Now the easy part, common to both case is to tell `element1`

that
`new_element`

is his new right neighbor:

`element1->next = new_element;`

You’ll also want to tell `new_element`

about both its new neighbors:

```
new_element->next = element1;
new_element->prev = element2;
```

And now, for the ﬁnish, we’ll set `list->tail`

at the condition that
`new_element->next`

(which is a pointer to `element2`

) __is__ a NULL
pointer.

```
if (new_element->next == NULL)
list->tail = new_element;
```

And don’t forget to increment `list->size`

after the operation succeeds.

**Case n°4: inserting before some element**

It’s basically the same as with case n°2, just take case n°3 and invert everything. Simple.

**Conclusion**

So far we have an idea of an implementation for basically every cases of inserting one new element.

There is a thing tho,… Why would I need a function that inserts at the head of my list, when I also have a function that can insert before any element, head included ?

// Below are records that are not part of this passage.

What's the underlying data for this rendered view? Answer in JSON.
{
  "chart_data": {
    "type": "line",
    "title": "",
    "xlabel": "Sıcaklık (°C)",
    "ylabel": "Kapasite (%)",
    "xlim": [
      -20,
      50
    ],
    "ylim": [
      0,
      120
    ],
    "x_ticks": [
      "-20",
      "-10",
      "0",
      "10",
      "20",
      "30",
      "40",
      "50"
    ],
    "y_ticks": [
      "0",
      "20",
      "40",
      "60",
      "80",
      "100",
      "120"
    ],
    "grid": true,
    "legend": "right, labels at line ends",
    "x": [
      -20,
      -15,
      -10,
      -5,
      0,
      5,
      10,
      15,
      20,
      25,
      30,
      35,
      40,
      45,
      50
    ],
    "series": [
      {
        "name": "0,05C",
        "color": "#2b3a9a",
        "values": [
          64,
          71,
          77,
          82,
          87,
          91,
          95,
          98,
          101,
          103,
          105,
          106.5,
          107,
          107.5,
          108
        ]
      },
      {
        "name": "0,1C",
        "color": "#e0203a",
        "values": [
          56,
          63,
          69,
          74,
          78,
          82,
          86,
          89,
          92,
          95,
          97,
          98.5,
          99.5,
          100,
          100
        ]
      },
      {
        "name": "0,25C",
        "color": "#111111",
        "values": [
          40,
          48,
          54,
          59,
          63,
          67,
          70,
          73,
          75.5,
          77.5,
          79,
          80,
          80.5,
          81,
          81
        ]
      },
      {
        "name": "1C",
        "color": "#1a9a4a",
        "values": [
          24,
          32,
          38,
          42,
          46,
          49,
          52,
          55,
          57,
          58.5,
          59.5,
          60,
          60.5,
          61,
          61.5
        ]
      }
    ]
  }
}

Those functions indeed compete with each others. You can get by with just n°1 and n°3, n°2 and n°4, or n°3 and n°4, which I believe really handle every instances you could have to face.

I care about n°1 because, just like pretty much everyone, I learned about doubly-linked lists after learning about singly-linked lists. Long story short, it is easier to remember how to insert before head and how to insert after any element since it also works for singly-linked lists.

SIDE NOTE: “inserting before head” is but a special case of “inserting before any element”, in fact, I implemented case n°4 by “extending” case n°1.

I wrote this whole post by heart (that was the goal for today), now every time I’m lost on an island and I ﬁnd a piece of paper and a piece of wood, I’ll, at the very least, be able to implement linked lists from scratch.

BONUS: After reading a little part of the source code of csh(1), it seems that tokens are stored in a doubly-linked list, maybe I’ll add something like that to my lsh as some kind of joke of a parser.